Читать книгу Postawić na szczęście - Anna Sakowicz - Страница 6

2

Оглавление

Agata stanęła przed furtką domu rodziców. Zgarnęła warkocz na lewe ramię i poprawiła bluzkę. Dopięła guzik na biuście, by nie słuchać komentarzy mamy, że łazi z cyckami na wierzchu. Potem odruchowo wytarła dłoń o spodnie i chwyciła za klamkę. W przelocie spojrzała jeszcze na skrzynkę na listy. Zobaczyła stare wgłębienie w blaszanej obudowie. Uśmiechnęła się. Doskonale pamiętała, kiedy je zrobiła. Ojciec krzyczał na nią przez pół dnia. Skrzynki jednak nie wymienił na nową do tej pory.

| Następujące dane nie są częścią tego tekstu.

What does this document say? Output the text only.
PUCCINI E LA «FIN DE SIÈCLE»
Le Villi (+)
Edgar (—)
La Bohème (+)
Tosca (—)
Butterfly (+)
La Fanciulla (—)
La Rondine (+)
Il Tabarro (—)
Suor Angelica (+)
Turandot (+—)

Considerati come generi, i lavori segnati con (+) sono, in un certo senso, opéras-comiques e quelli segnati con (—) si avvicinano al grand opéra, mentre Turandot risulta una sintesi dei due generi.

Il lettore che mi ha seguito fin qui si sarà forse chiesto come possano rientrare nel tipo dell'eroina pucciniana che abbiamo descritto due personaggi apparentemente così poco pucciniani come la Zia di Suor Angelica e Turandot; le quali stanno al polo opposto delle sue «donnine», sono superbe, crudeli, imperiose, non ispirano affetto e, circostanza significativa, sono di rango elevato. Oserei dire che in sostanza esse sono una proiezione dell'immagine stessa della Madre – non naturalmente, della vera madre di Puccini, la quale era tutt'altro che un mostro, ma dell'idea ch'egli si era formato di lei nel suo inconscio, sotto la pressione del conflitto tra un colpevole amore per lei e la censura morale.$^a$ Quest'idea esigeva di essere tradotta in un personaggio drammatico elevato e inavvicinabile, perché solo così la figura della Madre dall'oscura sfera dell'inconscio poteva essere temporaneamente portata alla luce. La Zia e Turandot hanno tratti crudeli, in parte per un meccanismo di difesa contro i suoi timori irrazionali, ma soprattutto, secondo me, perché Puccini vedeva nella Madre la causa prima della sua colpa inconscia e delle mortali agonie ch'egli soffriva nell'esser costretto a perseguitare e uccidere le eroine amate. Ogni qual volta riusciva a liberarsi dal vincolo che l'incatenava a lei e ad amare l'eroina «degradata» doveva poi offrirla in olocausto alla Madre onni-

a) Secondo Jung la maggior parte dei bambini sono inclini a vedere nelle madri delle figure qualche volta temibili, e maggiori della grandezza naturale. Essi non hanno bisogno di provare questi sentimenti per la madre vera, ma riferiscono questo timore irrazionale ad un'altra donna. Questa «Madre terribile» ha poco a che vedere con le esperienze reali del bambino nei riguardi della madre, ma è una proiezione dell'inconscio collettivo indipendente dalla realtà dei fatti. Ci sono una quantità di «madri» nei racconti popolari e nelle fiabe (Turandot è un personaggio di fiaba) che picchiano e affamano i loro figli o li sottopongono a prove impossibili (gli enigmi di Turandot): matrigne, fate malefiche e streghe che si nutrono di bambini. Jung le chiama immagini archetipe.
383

– Nareszcie jesteś! – zawołała matka na powitanie swojej pierworodnej. Chwyciła od razu pudełko z tortem. W przelocie cmoknęła ją w policzek i ruszyła przodem do domu.

Agata zdjęła sweter i odwiesiła go na wieszak w przedpokoju.

– A Pola gdzie?

– W łazience, oczywiście się szykuje. Ciotki zaraz też będą, a tata pojechał po obie babcie. Zjemy uroczystą kolację – mówiła matka, wykładając tort na wysoką paterę. – No, nawet ładnie go zrobili – stwierdziła.

– W czymś ci pomóc? – spytała córka, zaglądając w garnki.

– Nie, wszystko już przygotowane. Zobacz tylko, czy na stole czegoś nie brakuje.

Agata przeszła do największego pokoju, gdzie został rozstawiony stół mogący pomieścić dwanaście osób. Liczba nakryć świadczyła o tym, że matka zaprosiła prawie całą najbliższą rodzinę.

– Cześć! – usłyszała nagle za sobą głos Poli. Podeszła więc do wózka dziewczyny, nachyliła się nad nią i mocno przytuliła. Poczuła słodki zapach jej perfum. Wzięła większy haust powietrza, a kiedy się wyprostowała, spojrzała w ciemne oczy siostry. Zwróciła też uwagę na jej włosy sięgające do ramion. Przez ostatnie lata Pola nosiła raczej krótkie fryzury, najwyraźniej teraz postanowiła to zmienić. Nie obcinała również grzywki, która niesfornie opadała na lewą stronę twarzy, zasłaniając policzek.

– Wszystkiego najlepszego – powiedziała. – Poczekaj, mam dla ciebie prezent. – Szybko wróciła do kuchni, gdzie na krześle pozostawiła torebkę. Wygrzebała z niej małe pudełko i podała je siostrze, jeszcze raz ją ściskając i życząc spełnienia marzeń.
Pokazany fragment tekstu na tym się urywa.